Strong R&D initiatives back robust margins. The company’s R&D initiatives have helped it improve overall productivity by optimizing use of raw material and limiting effluents from processes. Its alternate chemistry and in-house catalysis have allowed better conversion rates from phenol to anisole and from anisole to MEHQ, resulting in higher product yields. The company manufactures anisole via the vapour-phase technology, which discharges only water, thus reducing the cost involved in treating effluents. The starting price point of raw materials is lower for the company. This helps it operate at a higher gross margin than its peers and allows it to bear fluctuations in raw material. Notably, it had a gross margin of 69.2 per cent in fiscal 2020, which has shot up to 75.9 per cent in fiscal 2021.
With a view to meeting the rising demand for its products in its existing and new markets and raising its marketshare, the company has planned an ambitious Rs 400-crore expansion programme to set up manufacturing facilities 3 and 4 near the existing two facilities at Kurkumbh. Thus, the manufacturing capacity, which was doubled to 29,900 mtpa between 2017 and 2021, will be raised further to 50,000 mtpa by fiscal 2023 with the commissioning of facility 3 by the end of the third quarter of fiscal 2022 and facility 4 by the end of fiscal 2023. In order to implement this expansion path, the company has entered into an agreement to acquire plot No. D-2 MIDC at Kurkumbh, admeasuring 32,681.50 sq metres, along with a 14,065 sq metre building, from Samrat Pulp and Paper Pvt Ltd for a consideration of Rs 32.01 crore.

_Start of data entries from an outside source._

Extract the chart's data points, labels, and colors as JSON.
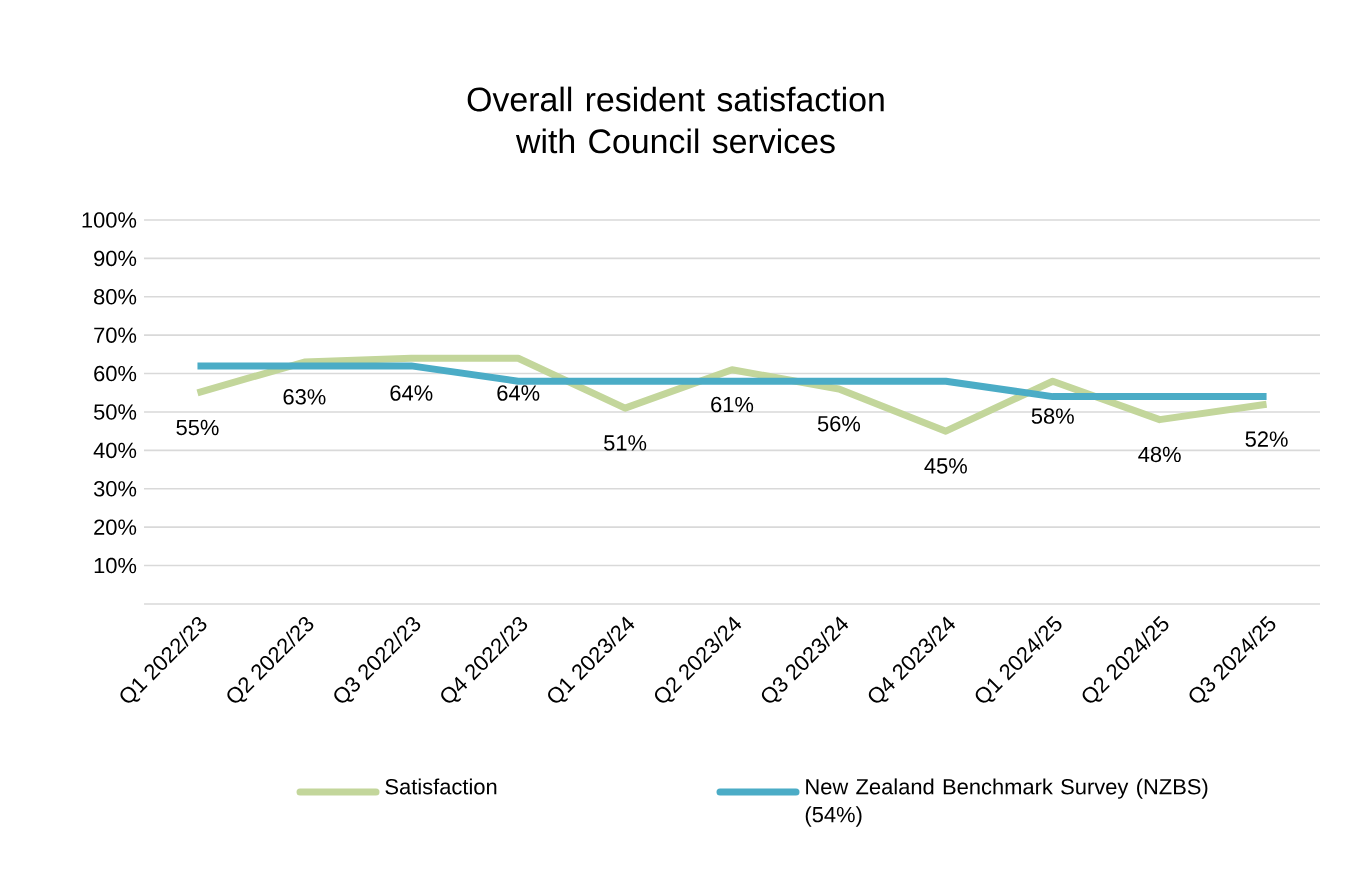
{
  "chart_data": {
    "type": "line",
    "title": "Overall resident satisfaction with Council services",
    "categories": [
      "Q1 2022/23",
      "Q2 2022/23",
      "Q3 2022/23",
      "Q4 2022/23",
      "Q1 2023/24",
      "Q2 2023/24",
      "Q3 2023/24",
      "Q4 2023/24",
      "Q1 2024/25",
      "Q2 2024/25",
      "Q3 2024/25"
    ],
    "series": [
      {
        "name": "Satisfaction",
        "color": "#c3d69b",
        "values": [
          55,
          63,
          64,
          64,
          51,
          61,
          56,
          45,
          58,
          48,
          52
        ],
        "value_labels": [
          "55%",
          "63%",
          "64%",
          "64%",
          "51%",
          "61%",
          "56%",
          "45%",
          "58%",
          "48%",
          "52%"
        ]
      },
      {
        "name": "New Zealand Benchmark Survey (NZBS) (54%)",
        "color": "#4bacc6",
        "values": [
          62,
          62,
          62,
          58,
          58,
          58,
          58,
          58,
          54,
          54,
          54
        ]
      }
    ],
    "ylim": [
      0,
      100
    ],
    "yticks": [
      {
        "value": 0,
        "label": null
      },
      {
        "value": 10,
        "label": "10%"
      },
      {
        "value": 20,
        "label": "20%"
      },
      {
        "value": 30,
        "label": "30%"
      },
      {
        "value": 40,
        "label": "40%"
      },
      {
        "value": 50,
        "label": "50%"
      },
      {
        "value": 60,
        "label": "60%"
      },
      {
        "value": 70,
        "label": "70%"
      },
      {
        "value": 80,
        "label": "80%"
      },
      {
        "value": 90,
        "label": "90%"
      },
      {
        "value": 100,
        "label": "100%"
      }
    ],
    "grid": "y",
    "legend": "bottom",
    "marker": "none",
    "line_style": "solid"
  }
}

Little wonder that the company’s stocks, which were offered at around Rs 800 per piece in July 2021, are now quoted around Rs 2590. Viewed in the context of the rising marketshare of the company’s products, the upswing in profit margins and an ambitious expansion programme, the stock price will remain strong and move up further in the coming years. Discerning investors should include this stock in their portfolio so that they can reap a rich harvest going ahead.